More specifically, why do I continue to read about the gruesome murders of black women?
When we say black lives matter, are we talking only to white people and Law Enforcement officers, or are we also talking to ourselves?
We should be! Because it seems to me black lives don’t matter that much when it’s black people murdering other black people.
And let me be clear that by saying “black people” I mean all people of colour.
As the world is taking stock of its generational victimisation of people of colour, it’s the perfect time for us to ask ourselves some very painful questions.
Like why life has always been so cheap in the ghettos.
Why should anybody else care about our lives, when we don’t appear to care ourselves?
Our boys are watching men chase each other down and emptying guns on each other with impunity.
They are gawking at bullet-ridden bodies in parks where they are meant to be playing childhood games.
How can they believe that black lives matter, when they see the exact opposite on a daily basis?
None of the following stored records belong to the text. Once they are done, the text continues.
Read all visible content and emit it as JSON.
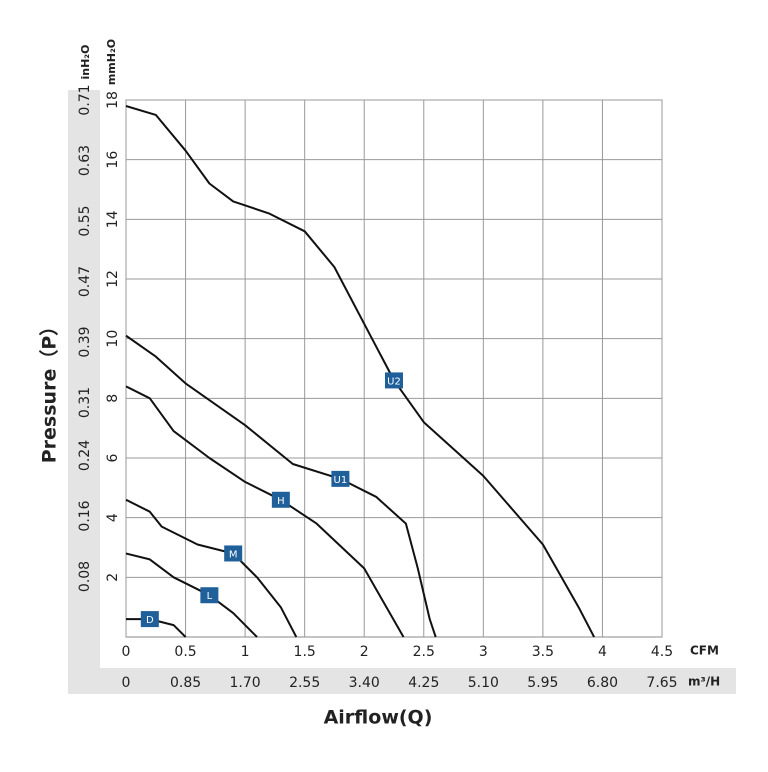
{
  "chart_data": {
    "type": "line",
    "xlabel": "Airflow(Q)",
    "ylabel": "Pressure（P）",
    "x_unit": "CFM",
    "x2_unit": "m³/H",
    "y_unit": "mmH₂O",
    "y2_unit": "inH₂O",
    "xlim": [
      0,
      4.5
    ],
    "xticks": [
      0,
      0.5,
      1,
      1.5,
      2,
      2.5,
      3,
      3.5,
      4,
      4.5
    ],
    "x2lim": [
      0,
      7.65
    ],
    "x2ticks": [
      0,
      0.85,
      {
        "value": 1.7,
        "label": "1.70"
      },
      2.55,
      {
        "value": 3.4,
        "label": "3.40"
      },
      4.25,
      {
        "value": 5.1,
        "label": "5.10"
      },
      5.95,
      {
        "value": 6.8,
        "label": "6.80"
      },
      7.65
    ],
    "ylim": [
      0,
      18
    ],
    "yticks": [
      2,
      4,
      6,
      8,
      10,
      12,
      14,
      16,
      18
    ],
    "y2lim": [
      0,
      0.71
    ],
    "y2ticks": [
      0.08,
      0.16,
      0.24,
      0.31,
      0.39,
      0.47,
      0.55,
      0.63,
      0.71
    ],
    "grid": true,
    "series": [
      {
        "name": "U2",
        "color": "#111111",
        "x": [
          0,
          0.25,
          0.5,
          0.7,
          0.9,
          1.2,
          1.5,
          1.75,
          2.0,
          2.25,
          2.5,
          3.0,
          3.5,
          3.8,
          3.93
        ],
        "values": [
          17.8,
          17.5,
          16.3,
          15.2,
          14.6,
          14.2,
          13.6,
          12.4,
          10.5,
          8.6,
          7.2,
          5.4,
          3.1,
          1.0,
          0
        ]
      },
      {
        "name": "U1",
        "color": "#111111",
        "x": [
          0,
          0.25,
          0.5,
          1.0,
          1.4,
          1.8,
          2.1,
          2.35,
          2.45,
          2.55,
          2.6
        ],
        "values": [
          10.1,
          9.4,
          8.5,
          7.1,
          5.8,
          5.3,
          4.7,
          3.8,
          2.3,
          0.6,
          0
        ]
      },
      {
        "name": "H",
        "color": "#111111",
        "x": [
          0,
          0.2,
          0.4,
          0.7,
          1.0,
          1.3,
          1.6,
          2.0,
          2.33
        ],
        "values": [
          8.4,
          8.0,
          6.9,
          6.0,
          5.2,
          4.6,
          3.8,
          2.3,
          0
        ]
      },
      {
        "name": "M",
        "color": "#111111",
        "x": [
          0,
          0.2,
          0.3,
          0.6,
          0.9,
          1.1,
          1.3,
          1.43
        ],
        "values": [
          4.6,
          4.2,
          3.7,
          3.1,
          2.8,
          2.0,
          1.0,
          0
        ]
      },
      {
        "name": "L",
        "color": "#111111",
        "x": [
          0,
          0.2,
          0.4,
          0.7,
          0.9,
          1.1
        ],
        "values": [
          2.8,
          2.6,
          2.0,
          1.4,
          0.8,
          0
        ]
      },
      {
        "name": "D",
        "color": "#111111",
        "x": [
          0,
          0.2,
          0.4,
          0.5
        ],
        "values": [
          0.6,
          0.6,
          0.4,
          0
        ]
      }
    ]
  }
}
How can they believe that their own, young black lives matter, when they live with the real fear of innocently catching a stray bullet at any time?
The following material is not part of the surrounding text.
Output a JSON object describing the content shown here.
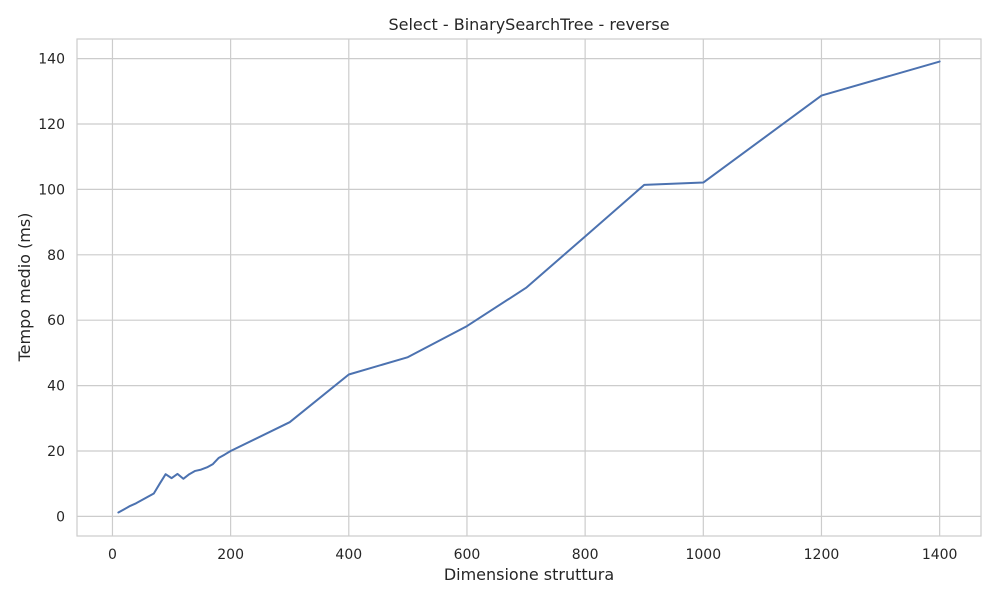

If the life of a man is cheap on the Cape Flats, then there have been more than enough stories to prove to us that the life of a female must be free.
The mere regular murder of a woman or a girl is no longer enough; society has become desensitised to those.
Now the acts have to be extra barbaric and brutal for it to go viral on social media or make news headlines.
If Tshegofatso Pule hadn’t been stabbed several times and hanged from a tree, while being eight-months pregnant, we may never have heard of the 28-year-old.
Trust me, there are many many murders that you don’t get to hear about, because it is just part of the regular daily news cycle.
But also because it no longer shocks us to hear of our savage cruelty towards our own.
The #BlackLivesMatter movement is forcing all of us to ask some pertinent questions about how it may be directly relevant in our own lives.
It may stem from the steady stream of police brutality stories against African-Americans, but it has taken on a much broader life of its own.
This means we can give it a value that has the most meaning to us.
But it also means that we can evaluate the status quo and recast ourselves in a different image; one that portrays us in all the dimensions, facets and dynamics that make us who we are.
But first we need to seize the moment and confront our painful realities.
This is an opportunity for all people of colour to reset our social standing and claim our place in the global society that we like to call civilised.
But it won’t happen if we only lay blame at the feet of white people.
Yes, they are slowly coming around and understanding the great injustices they have exacted upon us and our forefathers.
But at the same time, we must acknowledge how we have chipped away at our own self-esteem and humanity.
Over the decades, we have pushed drugs on youth, allowed gangs to flourish in our communities, watched our children rape each other and shielded the perpetrators of gruesome murders.
These are not the actions of people who believe that coloured lives matter. If we want our black lives to matter to others, then we have to make sure that our black lives matter to ourselves.